Compared with the conventional technology, in this embodiment of this application, the raw-domain image enhancement pixel-level network implements image enhancement by using a feature extraction unit whose receptive field is improved, so that an objective indicator can be effectively improved. As shown in Table 1, ResBlock is used as an example of the feature extraction unit in the conventional technology. For a specific structure of the ResBlock, refer to FIG. 4D. A backbone network is constructed according to the foregoing procedure, and objective effect of a backbone network corresponding to the ResBlock and objective effect of the backbone network corresponding to the feature extraction unit in this embodiment of this application are compared. A lower loss value is better, and a higher peak signal-to-noise ratio is better. It can be learned that in this embodiment of this application, a fitting capability is stronger, a loss value is lower than that of the ResBlock, and a peak signal-to-noise ratio (Peak Signal to Noise Ratio, PSNR) is higher.

TABLE 1
Counter comparison table
Converged Computing
loss value PSNR amount
ResBlock 8.02*10−3 38.89 5.46 G
This embodiment 7.53*10−3 39.13 5.46 G
of this application

In addition, compared with the conventional technology, subjective imaging quality of the raw-domain image enhancement pixel-level network in this embodiment of this application is also improved. In this embodiment of this application, more details can be restored from building details and textures, and there are fewer pseudo textures on some water surfaces.

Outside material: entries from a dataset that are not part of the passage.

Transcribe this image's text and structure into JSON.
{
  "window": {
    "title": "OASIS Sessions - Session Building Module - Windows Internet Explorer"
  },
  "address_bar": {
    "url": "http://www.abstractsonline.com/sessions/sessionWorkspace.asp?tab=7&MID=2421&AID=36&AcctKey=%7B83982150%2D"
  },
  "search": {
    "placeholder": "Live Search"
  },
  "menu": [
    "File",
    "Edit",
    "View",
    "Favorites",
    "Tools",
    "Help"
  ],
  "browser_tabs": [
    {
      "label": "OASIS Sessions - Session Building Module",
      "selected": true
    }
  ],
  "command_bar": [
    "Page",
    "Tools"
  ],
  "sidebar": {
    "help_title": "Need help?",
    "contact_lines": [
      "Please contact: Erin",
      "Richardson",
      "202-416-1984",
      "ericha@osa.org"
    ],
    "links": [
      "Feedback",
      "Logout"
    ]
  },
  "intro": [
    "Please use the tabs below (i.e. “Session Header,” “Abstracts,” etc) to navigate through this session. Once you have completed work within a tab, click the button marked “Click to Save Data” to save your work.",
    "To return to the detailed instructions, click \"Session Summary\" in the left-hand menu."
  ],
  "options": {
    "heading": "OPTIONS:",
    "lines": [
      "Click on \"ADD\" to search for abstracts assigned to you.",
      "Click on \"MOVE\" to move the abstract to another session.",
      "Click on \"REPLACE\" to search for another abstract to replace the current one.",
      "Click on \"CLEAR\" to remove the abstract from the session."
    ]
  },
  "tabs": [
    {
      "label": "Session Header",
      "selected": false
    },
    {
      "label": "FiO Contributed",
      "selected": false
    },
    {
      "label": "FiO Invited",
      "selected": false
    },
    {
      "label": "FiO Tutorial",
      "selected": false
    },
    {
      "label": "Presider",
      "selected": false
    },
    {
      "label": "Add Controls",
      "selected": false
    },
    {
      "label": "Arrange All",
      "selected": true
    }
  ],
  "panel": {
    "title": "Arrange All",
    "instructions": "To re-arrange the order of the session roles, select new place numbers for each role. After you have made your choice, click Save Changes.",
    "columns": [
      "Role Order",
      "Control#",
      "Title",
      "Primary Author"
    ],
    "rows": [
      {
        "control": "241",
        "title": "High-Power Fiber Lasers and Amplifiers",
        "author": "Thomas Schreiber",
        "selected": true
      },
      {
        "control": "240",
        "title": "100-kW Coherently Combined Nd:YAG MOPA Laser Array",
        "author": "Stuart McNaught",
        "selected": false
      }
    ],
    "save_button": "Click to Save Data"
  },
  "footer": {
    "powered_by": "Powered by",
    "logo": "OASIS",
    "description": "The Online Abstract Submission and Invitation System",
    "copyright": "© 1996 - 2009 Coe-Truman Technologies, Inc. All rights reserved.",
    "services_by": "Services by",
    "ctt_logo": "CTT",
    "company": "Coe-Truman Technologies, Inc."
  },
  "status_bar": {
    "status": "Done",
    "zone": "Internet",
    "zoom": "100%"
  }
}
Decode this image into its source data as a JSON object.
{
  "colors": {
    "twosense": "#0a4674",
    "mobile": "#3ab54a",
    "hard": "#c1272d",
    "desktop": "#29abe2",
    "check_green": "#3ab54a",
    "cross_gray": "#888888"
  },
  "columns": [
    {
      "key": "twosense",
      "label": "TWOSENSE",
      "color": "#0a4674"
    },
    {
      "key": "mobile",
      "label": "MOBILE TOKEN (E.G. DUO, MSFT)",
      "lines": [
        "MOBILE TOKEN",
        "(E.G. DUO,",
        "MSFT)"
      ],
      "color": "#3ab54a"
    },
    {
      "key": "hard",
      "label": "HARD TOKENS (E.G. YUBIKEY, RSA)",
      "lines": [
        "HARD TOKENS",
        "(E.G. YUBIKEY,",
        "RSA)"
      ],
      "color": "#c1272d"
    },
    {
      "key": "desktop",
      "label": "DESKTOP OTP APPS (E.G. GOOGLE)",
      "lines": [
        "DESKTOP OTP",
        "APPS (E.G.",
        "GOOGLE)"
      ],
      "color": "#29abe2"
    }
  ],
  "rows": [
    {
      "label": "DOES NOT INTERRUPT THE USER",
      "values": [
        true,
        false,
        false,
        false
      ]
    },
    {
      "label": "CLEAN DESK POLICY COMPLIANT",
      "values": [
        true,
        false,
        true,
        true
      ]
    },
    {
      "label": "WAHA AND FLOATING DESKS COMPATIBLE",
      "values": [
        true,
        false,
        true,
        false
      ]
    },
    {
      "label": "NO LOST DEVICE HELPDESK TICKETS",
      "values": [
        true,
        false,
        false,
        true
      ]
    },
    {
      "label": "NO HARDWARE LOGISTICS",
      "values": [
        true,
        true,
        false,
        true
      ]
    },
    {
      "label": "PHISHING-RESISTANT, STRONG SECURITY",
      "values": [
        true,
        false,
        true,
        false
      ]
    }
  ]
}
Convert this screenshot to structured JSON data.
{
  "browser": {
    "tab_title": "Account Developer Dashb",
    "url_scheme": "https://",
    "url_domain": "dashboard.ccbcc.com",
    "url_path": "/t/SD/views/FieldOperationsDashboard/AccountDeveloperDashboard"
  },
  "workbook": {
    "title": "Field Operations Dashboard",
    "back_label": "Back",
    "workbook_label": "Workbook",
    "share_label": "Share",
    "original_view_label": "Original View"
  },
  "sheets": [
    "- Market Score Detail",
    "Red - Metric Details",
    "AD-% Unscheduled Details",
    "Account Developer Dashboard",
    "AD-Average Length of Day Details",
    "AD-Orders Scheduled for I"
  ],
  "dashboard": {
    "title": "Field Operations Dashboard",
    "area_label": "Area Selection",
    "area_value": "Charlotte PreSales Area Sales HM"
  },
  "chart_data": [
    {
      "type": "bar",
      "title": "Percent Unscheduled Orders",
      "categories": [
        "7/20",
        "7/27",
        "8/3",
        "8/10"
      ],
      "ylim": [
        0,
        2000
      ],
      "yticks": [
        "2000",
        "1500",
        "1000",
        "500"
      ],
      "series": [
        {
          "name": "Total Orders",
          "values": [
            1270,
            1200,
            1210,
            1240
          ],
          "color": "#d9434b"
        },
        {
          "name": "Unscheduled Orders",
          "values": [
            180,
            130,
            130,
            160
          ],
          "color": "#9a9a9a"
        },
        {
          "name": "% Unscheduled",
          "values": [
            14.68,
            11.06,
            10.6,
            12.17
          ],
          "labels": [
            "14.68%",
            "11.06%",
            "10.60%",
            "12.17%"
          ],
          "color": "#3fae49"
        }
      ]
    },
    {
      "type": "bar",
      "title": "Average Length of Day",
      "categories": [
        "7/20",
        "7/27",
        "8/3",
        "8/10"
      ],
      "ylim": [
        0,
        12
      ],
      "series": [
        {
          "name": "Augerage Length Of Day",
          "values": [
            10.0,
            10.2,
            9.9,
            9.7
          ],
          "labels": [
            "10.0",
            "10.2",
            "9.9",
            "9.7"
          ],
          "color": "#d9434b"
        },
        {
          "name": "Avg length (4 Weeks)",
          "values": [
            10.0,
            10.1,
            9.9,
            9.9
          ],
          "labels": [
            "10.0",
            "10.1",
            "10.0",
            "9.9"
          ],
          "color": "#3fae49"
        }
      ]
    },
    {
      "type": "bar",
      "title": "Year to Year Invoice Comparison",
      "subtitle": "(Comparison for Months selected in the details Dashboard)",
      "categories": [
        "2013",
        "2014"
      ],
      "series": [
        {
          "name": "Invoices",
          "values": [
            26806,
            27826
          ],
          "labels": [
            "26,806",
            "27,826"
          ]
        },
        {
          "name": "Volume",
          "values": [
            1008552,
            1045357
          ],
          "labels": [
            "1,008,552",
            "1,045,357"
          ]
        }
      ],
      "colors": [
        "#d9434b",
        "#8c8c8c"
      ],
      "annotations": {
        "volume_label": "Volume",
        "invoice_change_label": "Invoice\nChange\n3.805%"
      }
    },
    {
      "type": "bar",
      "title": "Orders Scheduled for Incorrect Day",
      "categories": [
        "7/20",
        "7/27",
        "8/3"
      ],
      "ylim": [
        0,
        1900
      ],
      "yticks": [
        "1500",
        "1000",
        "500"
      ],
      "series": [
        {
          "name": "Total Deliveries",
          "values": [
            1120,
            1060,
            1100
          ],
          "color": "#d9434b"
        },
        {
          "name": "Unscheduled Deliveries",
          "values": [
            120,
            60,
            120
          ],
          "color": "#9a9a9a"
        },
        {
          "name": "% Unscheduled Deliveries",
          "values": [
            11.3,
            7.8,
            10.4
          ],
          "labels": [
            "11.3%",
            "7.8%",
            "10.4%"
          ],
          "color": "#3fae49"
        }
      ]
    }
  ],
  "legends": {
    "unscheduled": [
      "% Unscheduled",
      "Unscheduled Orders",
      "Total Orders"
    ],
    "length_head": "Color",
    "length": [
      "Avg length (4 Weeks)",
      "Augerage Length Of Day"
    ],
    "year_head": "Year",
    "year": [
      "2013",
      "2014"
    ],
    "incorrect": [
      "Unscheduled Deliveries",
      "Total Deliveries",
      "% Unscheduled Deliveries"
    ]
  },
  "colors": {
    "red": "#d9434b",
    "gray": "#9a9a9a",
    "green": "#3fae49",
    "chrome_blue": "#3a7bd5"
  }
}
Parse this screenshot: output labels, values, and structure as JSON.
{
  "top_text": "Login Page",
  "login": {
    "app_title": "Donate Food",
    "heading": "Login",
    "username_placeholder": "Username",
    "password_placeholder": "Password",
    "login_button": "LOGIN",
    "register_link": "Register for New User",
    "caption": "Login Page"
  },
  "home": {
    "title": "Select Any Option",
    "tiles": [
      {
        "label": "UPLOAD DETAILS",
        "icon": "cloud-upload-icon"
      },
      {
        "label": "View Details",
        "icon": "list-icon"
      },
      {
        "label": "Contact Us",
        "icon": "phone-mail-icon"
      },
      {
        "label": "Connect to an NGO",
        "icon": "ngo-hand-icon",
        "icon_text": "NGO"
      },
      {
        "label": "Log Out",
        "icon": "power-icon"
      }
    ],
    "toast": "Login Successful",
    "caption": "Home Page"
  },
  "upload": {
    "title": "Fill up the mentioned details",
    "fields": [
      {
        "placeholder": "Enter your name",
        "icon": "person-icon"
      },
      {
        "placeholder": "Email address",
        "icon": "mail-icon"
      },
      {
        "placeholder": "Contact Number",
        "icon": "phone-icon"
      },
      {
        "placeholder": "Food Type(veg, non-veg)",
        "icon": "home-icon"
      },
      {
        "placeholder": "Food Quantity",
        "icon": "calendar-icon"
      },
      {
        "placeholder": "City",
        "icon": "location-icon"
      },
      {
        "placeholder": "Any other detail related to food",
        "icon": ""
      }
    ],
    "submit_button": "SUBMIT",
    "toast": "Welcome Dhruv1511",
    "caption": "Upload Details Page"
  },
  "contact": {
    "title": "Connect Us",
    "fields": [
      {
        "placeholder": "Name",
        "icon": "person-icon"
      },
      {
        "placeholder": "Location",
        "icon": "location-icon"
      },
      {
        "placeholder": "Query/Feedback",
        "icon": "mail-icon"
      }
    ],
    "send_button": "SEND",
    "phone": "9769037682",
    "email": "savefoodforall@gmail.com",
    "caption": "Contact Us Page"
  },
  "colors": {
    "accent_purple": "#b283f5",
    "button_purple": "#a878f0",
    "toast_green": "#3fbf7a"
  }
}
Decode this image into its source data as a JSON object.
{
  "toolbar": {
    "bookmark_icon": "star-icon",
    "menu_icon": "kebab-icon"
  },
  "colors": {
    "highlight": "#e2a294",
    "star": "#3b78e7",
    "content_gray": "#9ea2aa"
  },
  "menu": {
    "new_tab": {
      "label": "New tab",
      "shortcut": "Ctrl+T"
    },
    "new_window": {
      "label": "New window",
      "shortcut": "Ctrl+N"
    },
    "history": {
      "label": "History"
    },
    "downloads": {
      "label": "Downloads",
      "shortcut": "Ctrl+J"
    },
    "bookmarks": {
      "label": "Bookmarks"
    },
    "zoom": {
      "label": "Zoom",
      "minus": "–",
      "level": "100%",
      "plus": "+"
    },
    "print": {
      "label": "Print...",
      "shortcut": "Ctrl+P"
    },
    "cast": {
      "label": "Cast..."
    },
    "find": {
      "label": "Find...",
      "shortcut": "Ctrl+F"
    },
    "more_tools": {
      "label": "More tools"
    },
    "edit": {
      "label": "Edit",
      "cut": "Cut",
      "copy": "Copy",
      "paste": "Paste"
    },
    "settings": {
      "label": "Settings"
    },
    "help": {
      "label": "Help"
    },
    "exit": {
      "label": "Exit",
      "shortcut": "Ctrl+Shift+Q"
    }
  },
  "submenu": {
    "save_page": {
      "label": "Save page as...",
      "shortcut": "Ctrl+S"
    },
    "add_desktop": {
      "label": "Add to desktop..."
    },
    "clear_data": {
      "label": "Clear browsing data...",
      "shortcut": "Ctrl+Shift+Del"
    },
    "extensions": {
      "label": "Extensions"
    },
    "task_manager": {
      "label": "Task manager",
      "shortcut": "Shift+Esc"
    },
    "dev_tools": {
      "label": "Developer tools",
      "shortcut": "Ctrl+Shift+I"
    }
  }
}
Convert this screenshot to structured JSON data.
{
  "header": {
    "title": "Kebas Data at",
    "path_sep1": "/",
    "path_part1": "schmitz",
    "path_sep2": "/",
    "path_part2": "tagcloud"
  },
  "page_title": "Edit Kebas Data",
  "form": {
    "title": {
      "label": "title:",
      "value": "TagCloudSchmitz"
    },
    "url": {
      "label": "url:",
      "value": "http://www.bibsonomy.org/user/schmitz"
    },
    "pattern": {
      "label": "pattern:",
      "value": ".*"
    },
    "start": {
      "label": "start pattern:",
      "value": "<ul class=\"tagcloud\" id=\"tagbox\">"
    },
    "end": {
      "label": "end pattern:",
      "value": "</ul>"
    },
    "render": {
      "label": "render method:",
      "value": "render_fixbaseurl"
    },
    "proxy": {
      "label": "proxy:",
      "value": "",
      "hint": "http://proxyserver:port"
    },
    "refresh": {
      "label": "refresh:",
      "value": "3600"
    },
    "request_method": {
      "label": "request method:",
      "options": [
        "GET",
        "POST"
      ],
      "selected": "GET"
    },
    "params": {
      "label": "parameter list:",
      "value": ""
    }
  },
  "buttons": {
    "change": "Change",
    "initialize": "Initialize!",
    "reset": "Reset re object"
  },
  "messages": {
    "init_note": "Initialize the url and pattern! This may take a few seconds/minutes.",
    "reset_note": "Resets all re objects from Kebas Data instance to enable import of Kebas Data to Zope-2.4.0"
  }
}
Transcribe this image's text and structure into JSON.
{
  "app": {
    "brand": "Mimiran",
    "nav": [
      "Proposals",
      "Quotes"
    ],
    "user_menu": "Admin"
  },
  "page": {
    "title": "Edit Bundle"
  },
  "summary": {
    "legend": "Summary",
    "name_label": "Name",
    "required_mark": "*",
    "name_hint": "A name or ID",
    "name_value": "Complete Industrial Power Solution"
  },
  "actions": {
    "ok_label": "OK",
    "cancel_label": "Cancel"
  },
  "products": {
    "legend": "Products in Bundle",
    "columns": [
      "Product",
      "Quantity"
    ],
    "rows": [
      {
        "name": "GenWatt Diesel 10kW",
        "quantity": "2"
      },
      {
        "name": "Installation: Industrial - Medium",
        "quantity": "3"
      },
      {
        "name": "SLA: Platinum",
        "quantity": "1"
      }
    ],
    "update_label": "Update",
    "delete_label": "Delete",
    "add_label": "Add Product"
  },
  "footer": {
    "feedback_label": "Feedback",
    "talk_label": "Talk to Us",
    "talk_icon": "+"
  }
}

In this embodiment of this application, the feature extraction unit is constructed based on a large-scale convolution kernel, and the receptive field of the feature extraction unit is larger than that of a conventional convolutional neural network. Therefore, image enhancement effect is better. In addition, a structure of the convolutional neural network is also maintained in a basic structure in this embodiment of this application, and hardware deployment of the convolutional neural network is easier.

In an embodiment, when the at least one feature map processing network connected in series is at least two feature map processing networks connected in series, the model further includes at least one downsampling layer and at least one second upsampling layer, and a quantity of downsampling layers is the same as a quantity of second upsampling layers.

For each feature map processing network, a downsampling layer or a second upsampling layer is after the feature map processing networks.

Actually, a main purpose of downsampling is to reduce a spatial scale of the feature map. Therefore, in this application, the at least one downsampling layer can be set to reduce a computing amount of a feature map processing block after the downsampling layer. Correspondingly, the at least one second upsampling layer further needs to be set to restore a downsampled image to an original size, so that sizes of the output image and the input image remain unchanged. For example, the downsampling layer may be implemented by using a convolution layer, and a size of a convolution kernel of the convolution layer is not limited. For example, the size of the convolution kernel of the convolution layer is 3*3. A convolution kernel for downsampling is to obtain only a maximum value, an average value, and the like (maximum pooling, average pooling) at a corresponding location, and does not perform back propagation modification.

In an embodiment, after the at least one downsampling layer and the at least one second upsampling layer are added, the image processing model may further include at least one cross-layer connection, and the cross-layer connection is used to add and fuse feature maps of a same size in the image processing model.

Therefore, in this application, the cross-layer connection is set to add and fuse the feature maps of the same size in the image processing model, to reduce training difficulty of an intermediate layer of the model.

The following uses three examples to describe in detail a case in which the downsampling layer, the second upsampling layer, and the cross-layer connection are added.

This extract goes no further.